Freshwater Sources and Storage
Earth's Freshwater
- Life on Earth needs water; oceans have 97% of Earth's water, but organisms need freshwater.
- Lesson focus: the 3% of water that's not in oceans; where it's found and stored.
- Vocabulary: divide, freshwater, groundwater, reservoir, river system, runoff, tributary, watershed, wetland.
The Water Cycle
- Water circulates through air, land, and oceans; evaporation, condensation, precipitation, runoff.
Freshwater Distribution
- Freshwater: water not in oceans/seas (ice sheets, lakes, rivers, groundwater, vapor).
- Only about 3% of Earth's water is freshwater; 75% frozen, most of the rest underground.
- Small amount in atmosphere as water vapor.
Ice Sheets
- Approximately 75% of Earth's fresh water.
- Ice sheet: glacial land ice, extending over 20,000 square miles.
- Largest ice sheets: Greenland and Antarctica.
- Icebergs: pieces that break off and melt in warmer waters.
Rivers and Lakes
- Important freshwater sources for transport, habitats, and economic activities (fishing, tourism).
- Provide drinking water and nutrients.
- Hydroelectricity: power generation using water movement.
- Great Lakes: have 20% of the fresh water in the world's lakes.
Groundwater
- Largest source of usable freshwater, located underground.
- Rain and snow filter through soil and rocks.
- Used by 51% of the US population as drinking water.
- Vital for irrigation and feeds lakes/rivers.
River Systems
- Rivers start in mountains from rain/snow runoff, forming streams.
- Runoff: rainfall or melted snow running across the ground.
- Streams combine into small rivers, then larger rivers.
- Tributaries: streams/small rivers that join larger rivers.
- River system: river and all its tributaries.
Watersheds
- Watershed: land area supplying water to a river system (also called drainage basins).
- Water sheds from the land after rain/snow, channeled into soil, groundwater, creeks, streams.
- Size varies from acres to encompassing large river systems.
Divides
- Watersheds separated by ridges called divides.
- Divides have higher elevation; water flows opposite directions on each side.

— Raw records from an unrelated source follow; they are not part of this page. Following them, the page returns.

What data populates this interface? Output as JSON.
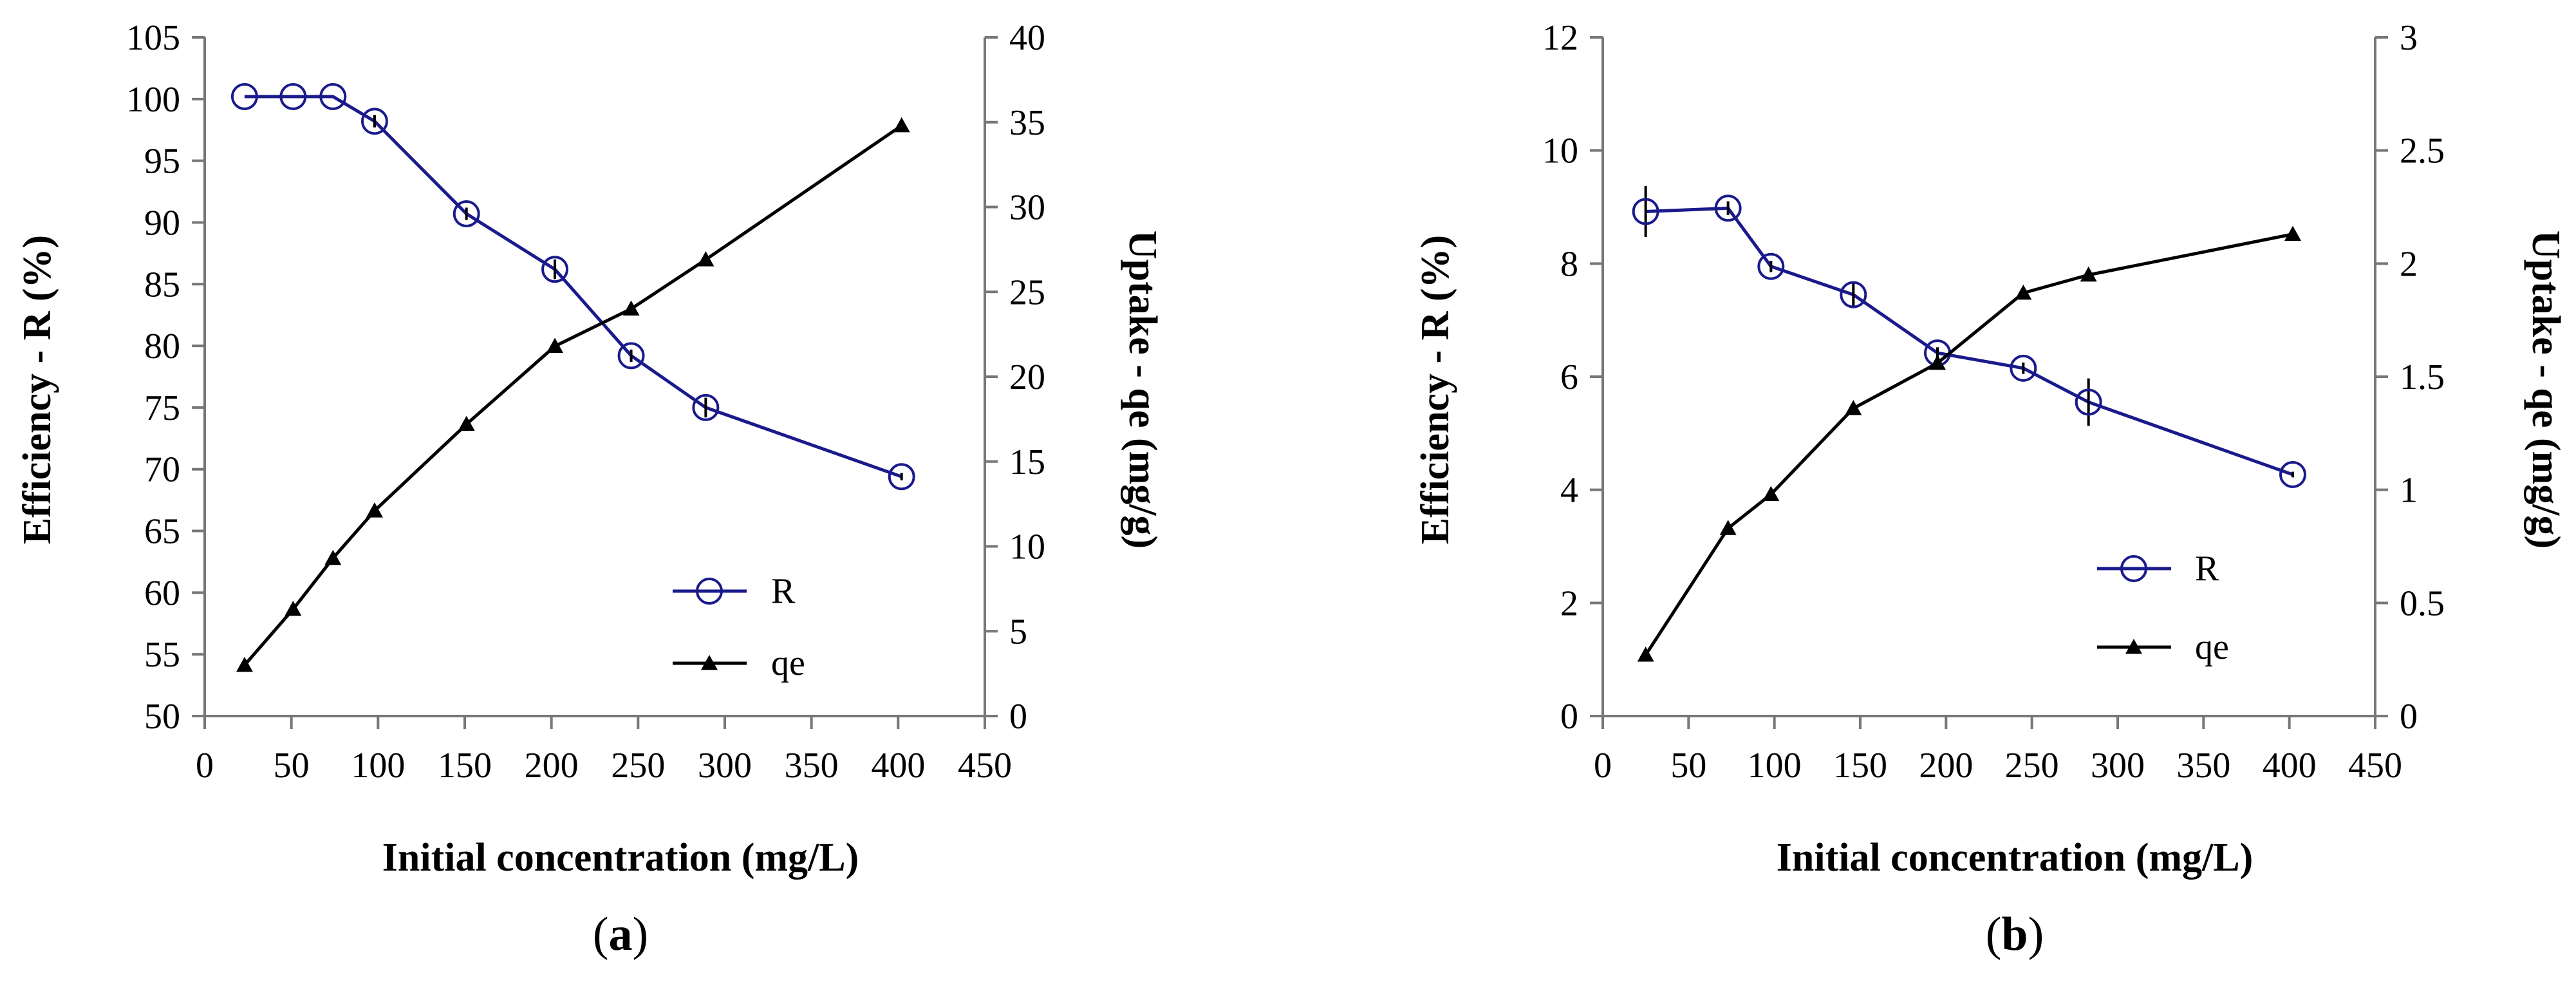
{
  "figure": {
    "panels": [
      {
        "id": "a",
        "label_open": "(",
        "label_letter": "a",
        "label_close": ")",
        "xlabel": "Initial concentration (mg/L)",
        "ylabel_left": "Efficiency - R (%)",
        "ylabel_right": "Uptake - qe (mg/g)",
        "legend_R": "R",
        "legend_qe": "qe"
      },
      {
        "id": "b",
        "label_open": "(",
        "label_letter": "b",
        "label_close": ")",
        "xlabel": "Initial concentration (mg/L)",
        "ylabel_left": "Efficiency - R (%)",
        "ylabel_right": "Uptake - qe (mg/g)",
        "legend_R": "R",
        "legend_qe": "qe"
      }
    ]
  },
  "chart_data": [
    {
      "type": "line",
      "panel": "a",
      "title": "",
      "xlabel": "Initial concentration (mg/L)",
      "ylabel": "Efficiency - R (%)",
      "y2label": "Uptake - qe (mg/g)",
      "xlim": [
        0,
        450
      ],
      "ylim": [
        50,
        105
      ],
      "y2lim": [
        0,
        40
      ],
      "xticks": [
        "0",
        "50",
        "100",
        "150",
        "200",
        "250",
        "300",
        "350",
        "400",
        "450"
      ],
      "yticks": [
        "50",
        "55",
        "60",
        "65",
        "70",
        "75",
        "80",
        "85",
        "90",
        "95",
        "100",
        "105"
      ],
      "y2ticks": [
        "0",
        "5",
        "10",
        "15",
        "20",
        "25",
        "30",
        "35",
        "40"
      ],
      "legend_position": "lower-right",
      "series": [
        {
          "name": "R",
          "axis": "left",
          "color": "#1a1a8c",
          "marker": "open-circle",
          "x": [
            23,
            51,
            74,
            98,
            151,
            202,
            246,
            289,
            402
          ],
          "y": [
            100.2,
            100.2,
            100.2,
            98.2,
            90.7,
            86.2,
            79.2,
            75.0,
            69.4
          ],
          "yerr": [
            0,
            0,
            0,
            0.5,
            0.5,
            0.8,
            0.5,
            0.8,
            0.3
          ]
        },
        {
          "name": "qe",
          "axis": "right",
          "color": "#000000",
          "marker": "filled-triangle",
          "x": [
            23,
            51,
            74,
            98,
            151,
            202,
            246,
            289,
            402
          ],
          "y": [
            3.0,
            6.3,
            9.3,
            12.1,
            17.2,
            21.8,
            24.0,
            26.9,
            34.8
          ]
        }
      ]
    },
    {
      "type": "line",
      "panel": "b",
      "title": "",
      "xlabel": "Initial concentration (mg/L)",
      "ylabel": "Efficiency - R (%)",
      "y2label": "Uptake - qe (mg/g)",
      "xlim": [
        0,
        450
      ],
      "ylim": [
        0,
        12
      ],
      "y2lim": [
        0,
        3
      ],
      "xticks": [
        "0",
        "50",
        "100",
        "150",
        "200",
        "250",
        "300",
        "350",
        "400",
        "450"
      ],
      "yticks": [
        "0",
        "2",
        "4",
        "6",
        "8",
        "10",
        "12"
      ],
      "y2ticks": [
        "0",
        "0.5",
        "1",
        "1.5",
        "2",
        "2.5",
        "3"
      ],
      "legend_position": "lower-right",
      "series": [
        {
          "name": "R",
          "axis": "left",
          "color": "#1a1a8c",
          "marker": "open-circle",
          "x": [
            25,
            73,
            98,
            146,
            195,
            245,
            283,
            402
          ],
          "y": [
            8.92,
            8.98,
            7.95,
            7.45,
            6.42,
            6.15,
            5.55,
            4.27
          ],
          "yerr": [
            0.45,
            0.12,
            0.1,
            0.2,
            0.1,
            0.1,
            0.42,
            0.05
          ]
        },
        {
          "name": "qe",
          "axis": "right",
          "color": "#000000",
          "marker": "filled-triangle",
          "x": [
            25,
            73,
            98,
            146,
            195,
            245,
            283,
            402
          ],
          "y": [
            0.27,
            0.83,
            0.98,
            1.36,
            1.56,
            1.87,
            1.95,
            2.13
          ]
        }
      ]
    }
  ]
}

- Continental Divide (Great Divide): separates Pacific and Atlantic watersheds; located in the Rocky Mountains.
Ponds
- Small bodies of still fresh water, smaller and shallower than lakes.
- Sunlight reaches the bottom, allowing plant growth throughout.
- Form from collected rainfall or melted snow, fed by rivers or groundwater.
Lakes
- Larger, deeper bodies of still fresh water than ponds.
- Sunlight doesn't reach the bottom, limiting plant growth to the shore.
- Deeper water is cold and dark, with fewer organisms.
- Formed by filled low-lying areas, glacial depressions, or crust movement.
- Reservoirs: man-made lakes created by dams (e.g., Lake Mead).
Wetlands
- Land covered with water part or all of the year.
- Form in low-lying areas or where groundwater surfaces.
- Help filter water, improve water quality, minimize pollution.
- Sheltered areas rich in nutrients, providing wildlife habitats.
- Control flooding by absorbing runoff and maintain surface water flow.
Types of Freshwater Wetlands
- Marshes: grassy wetlands covered by shallow water, often on shores of lakes/rivers.
- Swamps: flooded forests, usually in warm, humid climates.
- Bogs: cool northern areas, highly acidic, with thriving mosses in depressions left by ice sheets.
Coastal Wetlands
- Mixture of saltwater and freshwater (salt marshes, mangrove forests).
- Prevent flooding, hold water, and protect inland habitats with root systems.